И тут же хлопнул себя по лбу:
– Понимаю вашу тревогу, Александр Георгиевич. Должен признаться: дикари сопровождают нашу экспедицию уже неделю, я просто не хотел раньше времени вас волновать. Будьте уверены: морос давно бы ухлопали и Шиди с его чимакоко, и меня, и всех остальных, если бы не были кое в чем заинтересованы.
Экштейн умоляюще посмотрел на своего учителя. Беляев пояснил:
– У этих милых людоедов чисто меркантильные интересы. Не случайно мы с вами прогулялись к асунсьонскому рынку – завтра полюбуемся на первые результаты. А теперь ложитесь, голубчик. Как говорится, утро вечера мудренее.
Лейтенант уже забрался в свой гамак, когда Серебряков, отойдя чуть в сторону, загудел:
– Во имя Отца и Сына и Святого Духа…
«Крестик! – подскочил Экштейн. – И амулет!»

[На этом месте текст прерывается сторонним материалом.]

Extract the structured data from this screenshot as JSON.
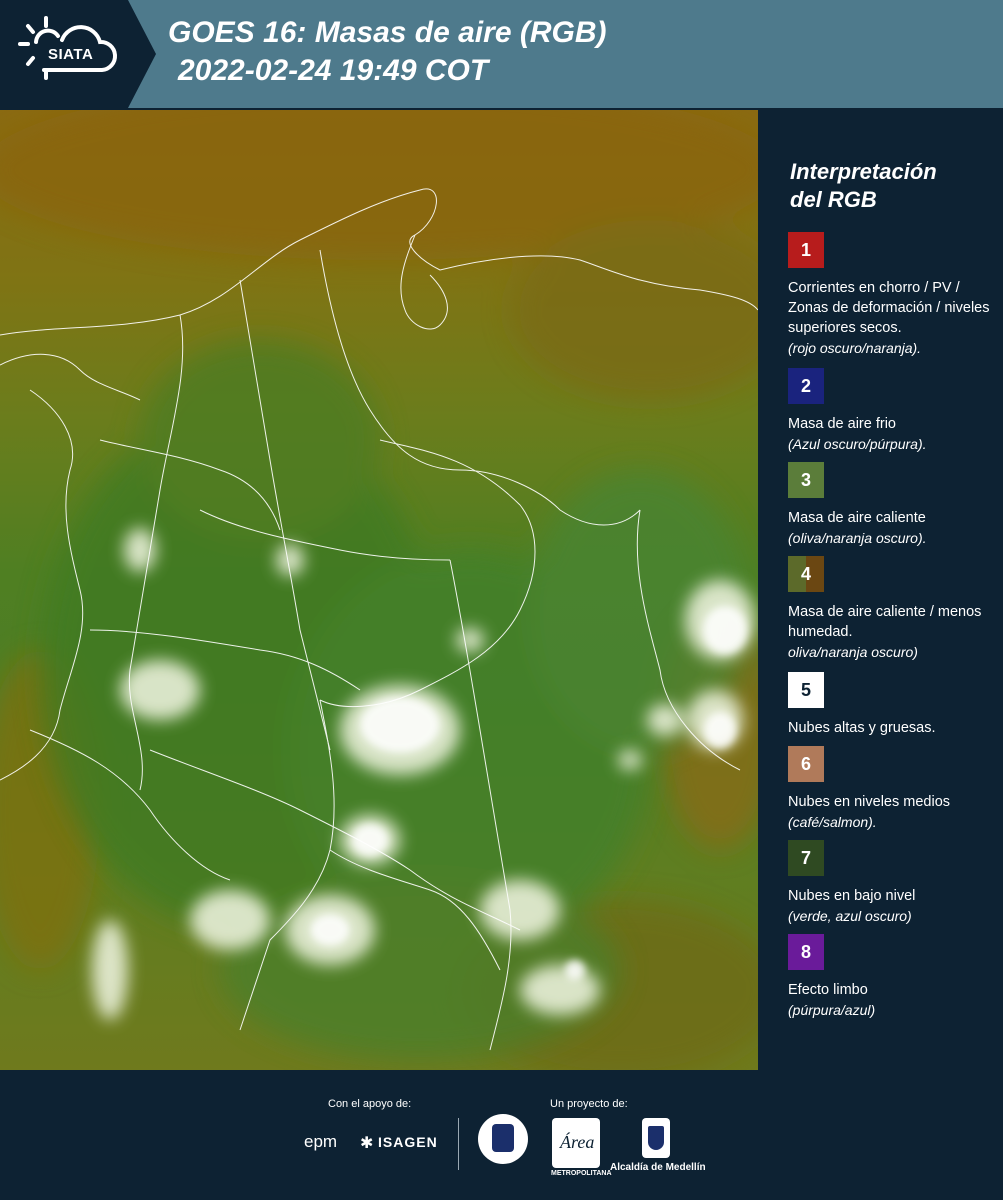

Ну конечно же! Как только был разбит бивак, Александр Георгиевич, отойдя от спутников к водопаду, прежде чем оказаться под струями воды, снял с себя крест и нитку с зубом каймана, подаренную индейцем. Он был слишком расстроен уходом Киане, и кроме того, слишком ярко, во всех цветах и красках представлялась ему картина атаки дикарей на лагерь – вот почему цепочка и нитка остались висеть на кусте.
Хотя костер уже догорал, найти пылающую ветку не составило труда. Водопад находился в пределах видимости костра, красноватые и фиолетовые огоньки которого давали отличный ориентир. Раздувая огонь на импровизированном факеле, Экштейн пробирался на шум бегущей и падающей воды. В царствующей вокруг тьме ухали, скрипели и трещали ночные голоса. Он вовремя посветил себе под ноги, чуть было не наступив на двухцветную филломедузу – ядовитая лягушка неподвижно замерла. Еще несколько шагов – водопад шумел уже совсем рядом.
– Где-то здесь, – сказал вслух Александр Георгиевич, удивляясь собственному хладнокровию. – Где-то здесь…
Факел догорал, но огня было достаточно, чтобы высветить ветвь с цепочкой. Кажется, заблестело серебро. Экштейн поднес огонь совсем близко к кустам: что-то действительно в них сверкнуло, лейтенант обрадовался. Он напряг зрение, пытаясь разглядеть в массе листьев забытый крестик, – и словно на пулю наткнулся. Из темноты на него смотрели человеческие глаза.